Lebak (ANTARA News) - Novel "Max Havelaar" (ditulis di Belgia pada 1860) yang ditulis oleh Multatuli atau Eduard Douwes Dekker (2 Maret 1821-19 Februari 1887) adalah gugatan atas ketidakadilan yang terjadi di Lebak, Banten.

Hal itu dikatakan oleh kritikus sastra, Katrin Bandel, saat simposium "Pascakolonial dan Isi-isu Mutakhir Lintas Disiplin" pada Festival Seni Multatuli, di Rangkasbitung, Banten, Jumat.
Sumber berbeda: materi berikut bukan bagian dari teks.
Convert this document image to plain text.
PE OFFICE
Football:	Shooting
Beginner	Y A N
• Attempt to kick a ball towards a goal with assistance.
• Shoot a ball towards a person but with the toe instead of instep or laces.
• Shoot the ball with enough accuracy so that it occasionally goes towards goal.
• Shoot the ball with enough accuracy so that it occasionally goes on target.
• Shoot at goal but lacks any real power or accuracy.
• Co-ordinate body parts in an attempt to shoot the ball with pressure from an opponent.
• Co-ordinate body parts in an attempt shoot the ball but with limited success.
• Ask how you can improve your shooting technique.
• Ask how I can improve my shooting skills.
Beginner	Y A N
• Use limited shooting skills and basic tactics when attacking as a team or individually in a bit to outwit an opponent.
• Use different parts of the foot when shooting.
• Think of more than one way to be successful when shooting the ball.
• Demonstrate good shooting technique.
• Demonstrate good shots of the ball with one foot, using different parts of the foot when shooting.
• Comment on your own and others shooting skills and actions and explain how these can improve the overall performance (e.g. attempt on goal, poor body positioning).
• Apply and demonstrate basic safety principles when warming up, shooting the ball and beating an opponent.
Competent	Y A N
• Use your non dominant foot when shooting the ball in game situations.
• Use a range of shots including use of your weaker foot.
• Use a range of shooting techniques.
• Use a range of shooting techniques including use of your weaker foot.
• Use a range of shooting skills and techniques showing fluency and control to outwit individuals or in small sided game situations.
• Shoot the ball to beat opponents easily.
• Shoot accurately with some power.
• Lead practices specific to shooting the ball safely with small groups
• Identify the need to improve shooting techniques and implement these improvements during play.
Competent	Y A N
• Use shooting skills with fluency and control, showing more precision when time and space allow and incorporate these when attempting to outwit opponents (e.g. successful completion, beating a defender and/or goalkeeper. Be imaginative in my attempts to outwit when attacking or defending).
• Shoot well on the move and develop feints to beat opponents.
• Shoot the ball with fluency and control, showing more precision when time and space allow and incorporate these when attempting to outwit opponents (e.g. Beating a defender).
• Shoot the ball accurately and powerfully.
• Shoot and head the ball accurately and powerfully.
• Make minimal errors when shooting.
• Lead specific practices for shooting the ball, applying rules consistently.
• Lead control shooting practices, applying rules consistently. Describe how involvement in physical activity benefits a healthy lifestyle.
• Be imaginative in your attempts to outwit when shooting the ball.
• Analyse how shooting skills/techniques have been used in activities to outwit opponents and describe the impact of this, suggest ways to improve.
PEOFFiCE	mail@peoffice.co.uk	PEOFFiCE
"Dia memilih menggugat dalam novel, setelah gugatannya secara langsung kepada pemerintah Belanda tidak digubris," kata Katrin.

Dia mengatakan novel yang terbit pada 1860 itu bukanlah novel anti-kolonialisme karena dia tidak menyuarakan soal kemerdekaan, tetapi dia mempertanyakan cara Belanda memperlakukan masyarakat di negeri jajahan tersebut.

Dia yang mempelajari studi pascakolonial mengatakan bahwa di dalam kolonialisme mengandung ambivalen dimana satu sisi mengeksploitasi sumber daya alam dan sumber daya manusia.

Di sisi lain pihak kolonialisme mengklaim mereka sedang membawa nilai moral baru, keadilan bagi pihak yang dijajahnya.

"Max Havelaar menggambarkan ambivalensi itu secara tampak. Di satu sisi novel itu menggambarkan bahwa para para pejabat kolonial dalam satu acara resmi bersumpah membela, menolong rakyat. Tetapi di sisi lain mereka mengeksploitasi rakyat," kata dia.

Tidak hanya ada di dalam jalur cerita, kolonialisme yang ambivalen itu juga dituang dalam pertentangan maskulinitas antara dua tokoh yaitu Droogstoppel dan Max Havelaar.

Droogstoppel adalah orang yang memandang kesuksesan dari harta dan status. Dia juga mengkaitkan agama dengan kesuksesan seseorang, jika seorang semakin taat maka akan semakin sukses.

Sementara itu Max Havelaar adalah tokoh yang mengutamakan tanggung jawab, seorang menjadi terhormat dengan menolong orang lain.

Dia mengatakan Max Havelaar menghadirkan dua maskulinitas yang tidak tersatukan yaitu sang kapitalis sibuk memaksimalkan keuntungan yang tak akan bisa menjadi pembela rakyat, dan sang pejuang keadilan yang tak akan pernah menjadi kaya.

Bagi publik Indonesia, terdapat dua Douwes Dekker, yaitu Eduard Douwes Dekker yang residen bupati Lebak dan penulis, serta Ernest Francoise Eugene Douwes Dekker (8 Oktober 1879-28 Agustus 1950). Douwes Dekker yang terakhir merupakan cucu dari adik Douwes Dekker senior, Jan, dan kelak dia dikenal sebagai Danudirdja Setiabudi.

Ia penggagas nama "Nusantara" untuk seluruh wilayah bekas jajahan Belanda, Hindia-Belanda, dan bersama dr Tjipto Mangoenkoesoemo dan Soewardi Soeryaningrat (Ki Hadjar Dewantoro) merupakan Tiga Serangkai pendiri Indische Partij pada 1912, partai politik embrio gerakan politik kaum Bumiputera melawan penjajahan Belanda.